8 Mart 1857 yılında Amerika’nın New York şehrindeki acı olayı her yıl bugün andıklarını belirten Alagöz, “Amerika’nın New York şehrinde Tekstil işinde çalışan binlerce erkek ve kadın işçi, düşük ücretlerini, uzun çalışma sürelerini, dayanılmaz çalışma koşullarının düzeltilmesi için başlattıkları grev New York polisi tarafından vahşice ezilmiş, çıkan yangınlarda 129 kadın işçi yanarak hayatını kaybetmiştir. Emekçi kadınların erkeklerin yanında gösterdikleri bu onurlu yiğit mücadele destanlaşmış hatıraları tüm dünya işçilerine mücadelelerinde, ilham kaynağı, yol gösterici olmuştur. 26-27 Ağustos 1910 da Kopenhag’da toplanan uluslararası Sosyalist kadınlar konferansında, 1857 New York’taki grevde ölen kadın işçilerin anısına 8 Mart günü, delege Clara Zetkin ‘in önerisi ile Dünya Emekçi kadınlar günü olarak kabul edilmiştir. Kapitalist batı dünyası emekçi kadınların bu uluslararası mücadele ve dayanışma gününü onlarca yıl tanımamış ancak 1977 yılında birleşmiş milletler genel kurulunda emekten korkanlar tarafından emekçi sıfatı çıkarılıp dünya kadınlar günü olarak 8 Mart kutlama günü ilan edilmiştir” diye konuştu.
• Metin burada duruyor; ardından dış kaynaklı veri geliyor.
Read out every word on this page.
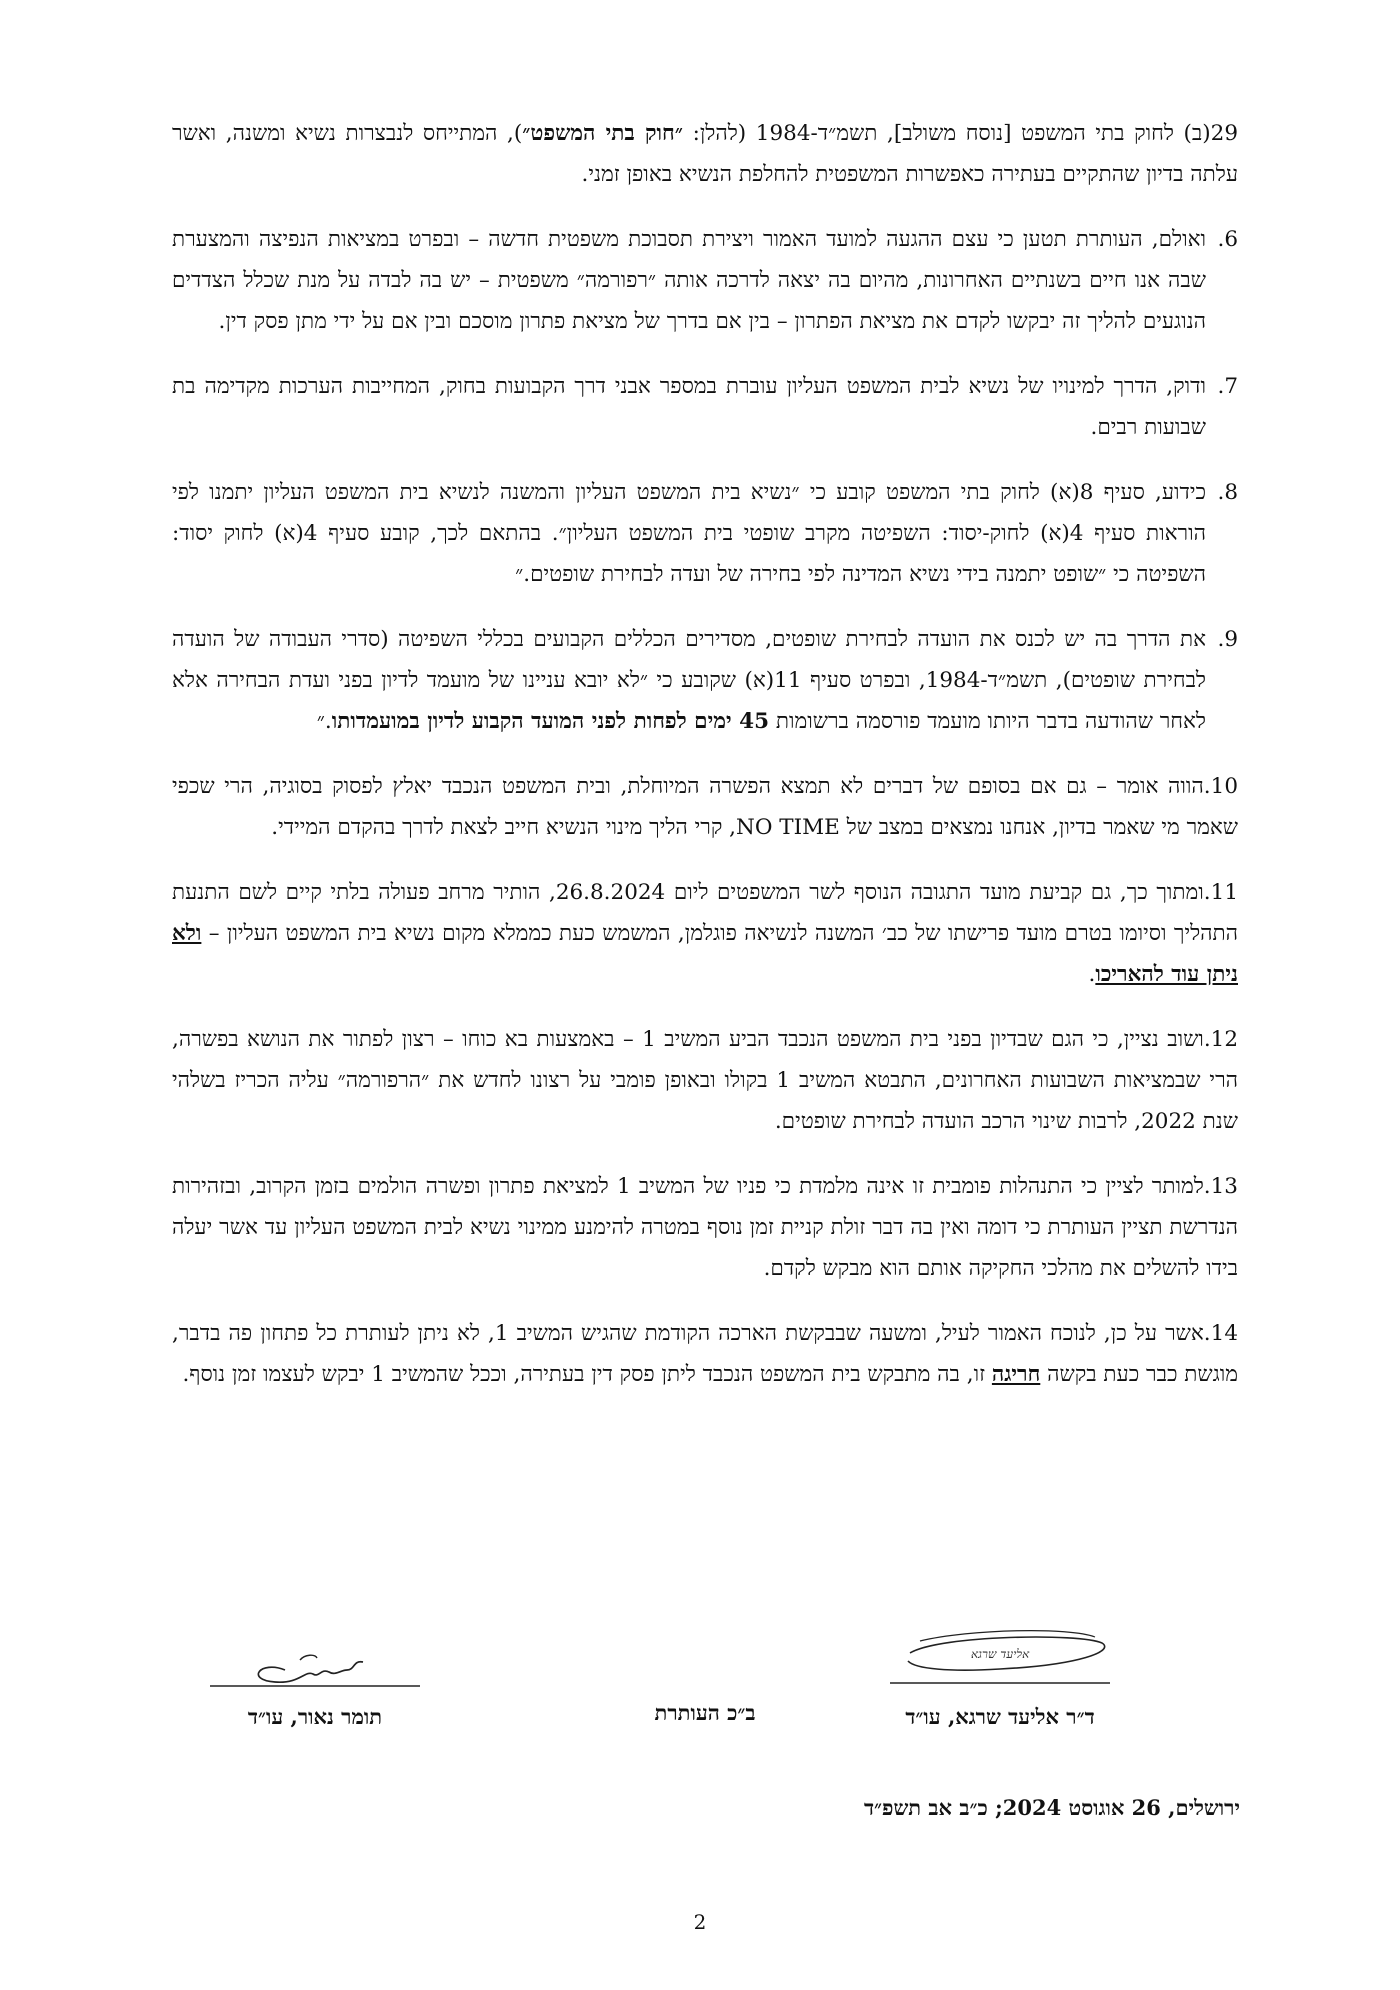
29(ב) לחוק בתי המשפט [נוסח משולב], תשמ״ד-1984 (להלן: ״חוק בתי המשפט״), המתייחס לנבצרות נשיא ומשנה, ואשר עלתה בדיון שהתקיים בעתירה כאפשרות המשפטית להחלפת הנשיא באופן זמני.

6.
ואולם, העותרת תטען כי עצם ההגעה למועד האמור ויצירת תסבוכת משפטית חדשה – ובפרט במציאות הנפיצה והמצערת שבה אנו חיים בשנתיים האחרונות, מהיום בה יצאה לדרכה אותה ״רפורמה״ משפטית – יש בה לבדה על מנת שכלל הצדדים הנוגעים להליך זה יבקשו לקדם את מציאת הפתרון – בין אם בדרך של מציאת פתרון מוסכם ובין אם על ידי מתן פסק דין.

7.
ודוק, הדרך למינויו של נשיא לבית המשפט העליון עוברת במספר אבני דרך הקבועות בחוק, המחייבות הערכות מקדימה בת שבועות רבים.

8.
כידוע, סעיף 8(א) לחוק בתי המשפט קובע כי ״נשיא בית המשפט העליון והמשנה לנשיא בית המשפט העליון יתמנו לפי הוראות סעיף 4(א) לחוק-יסוד: השפיטה מקרב שופטי בית המשפט העליון״. בהתאם לכך, קובע סעיף 4(א) לחוק יסוד: השפיטה כי ״שופט יתמנה בידי נשיא המדינה לפי בחירה של ועדה לבחירת שופטים.״

9.
את הדרך בה יש לכנס את הועדה לבחירת שופטים, מסדירים הכללים הקבועים בכללי השפיטה (סדרי העבודה של הועדה לבחירת שופטים), תשמ״ד-1984, ובפרט סעיף 11(א) שקובע כי ״לא יובא עניינו של מועמד לדיון בפני ועדת הבחירה אלא לאחר שהודעה בדבר היותו מועמד פורסמה ברשומות 45 ימים לפחות לפני המועד הקבוע לדיון במועמדותו.״

10.הווה אומר – גם אם בסופם של דברים לא תמצא הפשרה המיוחלת, ובית המשפט הנכבד יאלץ לפסוק בסוגיה, הרי שכפי שאמר מי שאמר בדיון, אנחנו נמצאים במצב של NO TIME, קרי הליך מינוי הנשיא חייב לצאת לדרך בהקדם המיידי.

11.ומתוך כך, גם קביעת מועד התגובה הנוסף לשר המשפטים ליום 26.8.2024, הותיר מרחב פעולה בלתי קיים לשם התנעת התהליך וסיומו בטרם מועד פרישתו של כב׳ המשנה לנשיאה פוגלמן, המשמש כעת כממלא מקום נשיא בית המשפט העליון – ולא ניתן עוד להאריכו.

12.ושוב נציין, כי הגם שבדיון בפני בית המשפט הנכבד הביע המשיב 1 – באמצעות בא כוחו – רצון לפתור את הנושא בפשרה, הרי שבמציאות השבועות האחרונים, התבטא המשיב 1 בקולו ובאופן פומבי על רצונו לחדש את ״הרפורמה״ עליה הכריז בשלהי שנת 2022, לרבות שינוי הרכב הועדה לבחירת שופטים.

13.למותר לציין כי התנהלות פומבית זו אינה מלמדת כי פניו של המשיב 1 למציאת פתרון ופשרה הולמים בזמן הקרוב, ובזהירות הנדרשת תציין העותרת כי דומה ואין בה דבר זולת קניית זמן נוסף במטרה להימנע ממינוי נשיא לבית המשפט העליון עד אשר יעלה בידו להשלים את מהלכי החקיקה אותם הוא מבקש לקדם.

14.אשר על כן, לנוכח האמור לעיל, ומשעה שבבקשת הארכה הקודמת שהגיש המשיב 1, לא ניתן לעותרת כל פתחון פה בדבר, מוגשת כבר כעת בקשה חריגה זו, בה מתבקש בית המשפט הנכבד ליתן פסק דין בעתירה, וככל שהמשיב 1 יבקש לעצמו זמן נוסף.

אליעד שרגא
ד״ר אליעד שרגא, עו״ד
תומר נאור, עו״ד	ב״כ העותרת
ירושלים, 26 אוגוסט 2024; כ״ב אב תשפ״ד
2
“TEK ÇÖZÜM ATATÜRK’ÜN DEVRİMLERİNİ UYGULAMAKTIR”
Cumhuriyetin ilk yıllarında Atatürk’ün devrimleriyle eşitlik kazanan kadınların günümüz sorunlarını da ancak Atatürk’ün devrimlerini uygulayarak çözebileceğinin altını çizen Alagöz, açıklamasını şu şekilde devam ettirdi: “Ülkemizde Cumhuriyetimizin ilk yıllarından itibaren, Atatürk devrimleri ile kadınlarımız erkeği ile birlikte eşit ve onurlu yurttaşlar haline getirilmiş, birlikte üreten, birlikte tüketen seçme ve seçilme hakkı başta olmak üzere en ileri medeni haklara sahip mutlu yurttaşlar olması sağlanmıştır. Günümüzde Cumhuriyetimizin temel ilkelerini içlerine sindiremeyen iş birlikçi iktidarlar tarafından kadınlarımız eğitim ve üretimden uzaklaştırıcı politikaların baskısı altına alınmış, kadın üretimden kopartılıp köleleştirme sürecine sokulmuştur. Kadınlarımıza kölelik layık görülmektedir. Geriye gidiş hız kazanmıştır. Eve hapsedilen kadın her türlü zorbalığa, şiddete taciz ve tecavüze uğramaktai töre cinayetleri ile can vermektedir. Cumhuriyetimizin ilk yıllarında asla göremeyeceğimiz bu durumlar, günümüzde olağan olaylar halini almıştır. Kadınlarımızın bu sorunları ancak üretime katılıp iş sahibi olup özgürleşmeleri ile son bulacaktır. Bu ancak Atatürk’ün halkçı, devrimci siyasi ve ekonomik programını uygulamakla mümkündür başka çözüm yoktur. Vatanı olmayanın hakları da olmaz. Görevimiz Mehmetçiğin yanında yer almak vatanın bütünlüğü ve milletin birliği konusunda toplumun vicdanı olup tüm milleti birleştirmektir. Ayrıca ülkemiz Amerikancı FETÖ’ye karşıda ciddi bir mücadele yürütüyor. Bizleri gerileştirmeye, güçsüzleştirmeye çalışan bu kalkışma girişimlerine sonuna kadar karşısında olacağımızı buradan ilan ediyoruz.”